I'm in Arkansas,  the creep feed is for calves, I got it at Atwoods, they had 12% and 14%, and I got the 14%.


----------



## Farmer Kitty (May 29, 2009)

You can use it. I'm surprised they don't know what calf starter is.


----------



## haviris (May 29, 2009)

So am I! 

So do I give it free choice? Or limit it? I want her to grow well so she can be bred at the normal time, I don't want her to be a pot bellied stunted looking weanling and yearling like alot of bottle calves I see!


----------



## Farmer Kitty (May 29, 2009)

With the dairy calves I usually figure 5-6#'s a day limit. Once they are eating that then I wean them. Usually around 2 months. You may want to start with a small amount in front of her and see how much she eats a day. If you put to much out at a time it could get yucky before she eats it. Just increase the amount as she picks up eating it.


----------



## haviris (May 29, 2009)

So I can increase it as she eats it, do I have to worry about over doing it?


----------



## Farmer Kitty (May 29, 2009)

Yes, increase it as she eats it. Up to 5-6 pounds a day. She'll do fine.


----------



## haviris (May 29, 2009)

Thank you so much! I'll start offering it to her today!


----------



## woomy (May 31, 2009)

at what age can you offer creep feed. I Have two calfs. One is around 3  wks and the other around 2 weeks. they areboth bulls, but have been banded. They have two bottles a day, but act lke they are always hungry. We tried to see if they would drink water from a bucket,  but they wouldn't.


----------



## Farmer Kitty (May 31, 2009)

Banded bulls are called steers.  They are so much nicer to deal with too. 

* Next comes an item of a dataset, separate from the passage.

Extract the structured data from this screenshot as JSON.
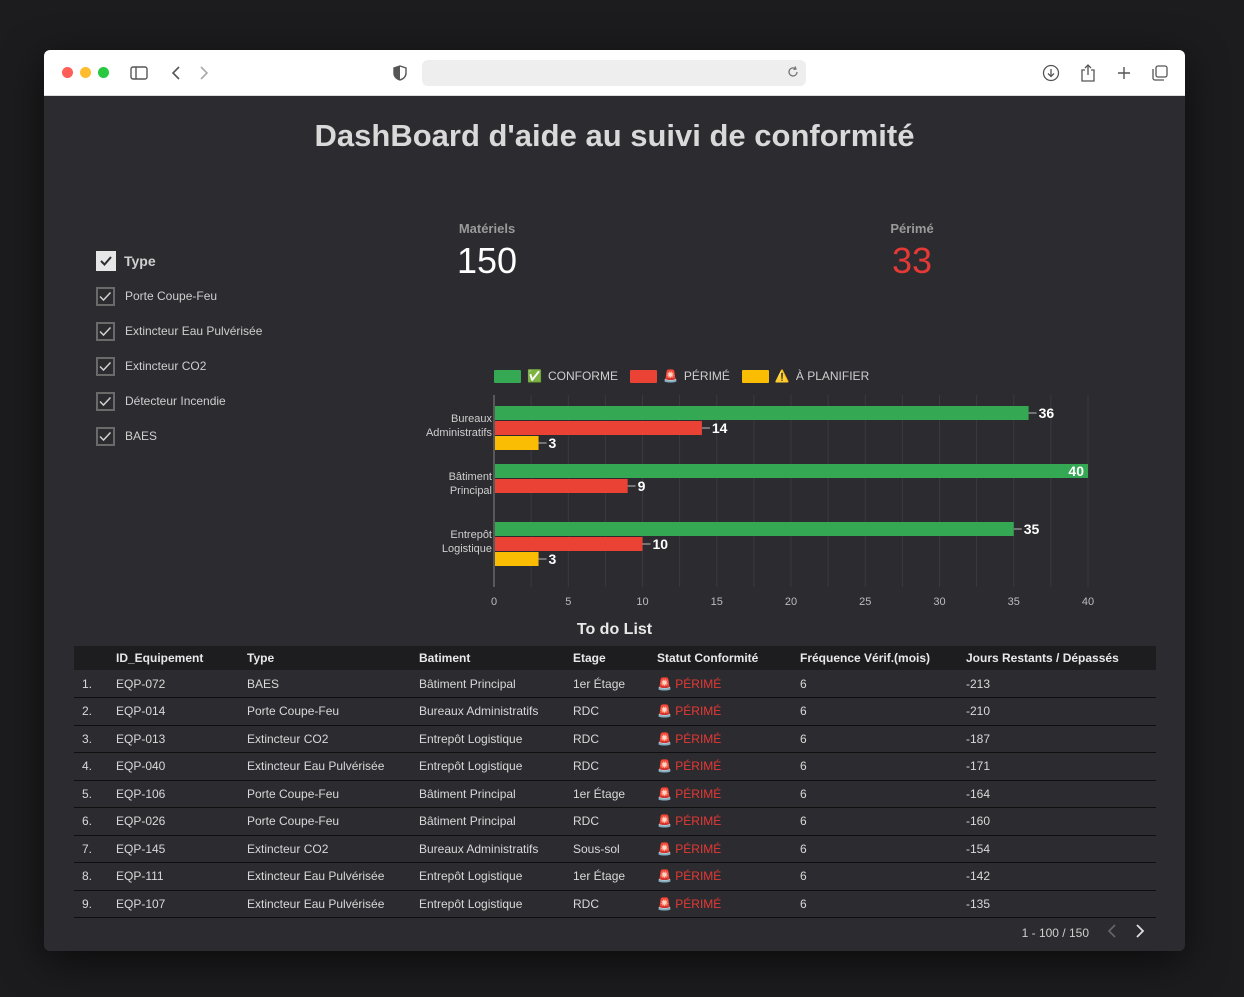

It sometimes takes patience and work to pail train. I use the nipple from the calf bottle, my DH uses his fingers, give it to them and then dip their noses into the calf pail with milk/replacer. Some train easy and others are stubborn. At 2 and 3 weeks they are more than old enough to go on a pail. We try to train our calves at their third or fourth feeding.

As for grain, you can give them a little anytime. We often offer it to newborns. Start with just a little, so none is wasted, until they are eating it. Gradually increase until 5-6 pounds of grain/head a day. This is generally about the time they are ready to wean.


----------